Optimizing portfolios using genetic algorithms provides a robust and flexible approach to achieving better returns while managing risk. By simulating the process of natural selection, these algorithms iteratively improve portfolio compositions, adapting to changing market conditions and asset behaviors. The GeneticPortfolioOptimizer
class we developed exemplifies how to harness the power of genetic algorithms in Python, leveraging real financial data for practical application.
In our practical example, we demonstrated how to use historical stock prices from Yahoo Finance to build and optimize a portfolio over time. The genetic algorithm adjusted the weights of the assets in the portfolio, maximizing the return-to-volatility ratio.

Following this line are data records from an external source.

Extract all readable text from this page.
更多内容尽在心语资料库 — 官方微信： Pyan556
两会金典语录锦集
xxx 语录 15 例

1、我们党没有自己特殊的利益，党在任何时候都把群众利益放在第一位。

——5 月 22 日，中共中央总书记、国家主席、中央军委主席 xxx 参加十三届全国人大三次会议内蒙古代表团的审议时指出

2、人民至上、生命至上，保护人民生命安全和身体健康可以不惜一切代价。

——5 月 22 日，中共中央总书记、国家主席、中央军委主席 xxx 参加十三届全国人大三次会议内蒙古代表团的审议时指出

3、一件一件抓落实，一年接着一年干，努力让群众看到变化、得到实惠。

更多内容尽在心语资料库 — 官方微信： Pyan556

This method's adaptability and heuristic nature makes it particularly well-suited for financial markets, where conditions and correlations between assets are constantly evolving. By experimenting with different selection, crossover, and mutation strategies, investors can tailor the optimization process to their specific needs and preferences.
Ultimately, the genetic algorithm-based approach offers a dynamic and powerful tool for portfolio management, blending computational intelligence with financial acumen. As markets continue to grow more complex, such innovative techniques will play an increasingly vital role in helping investors achieve their financial goals.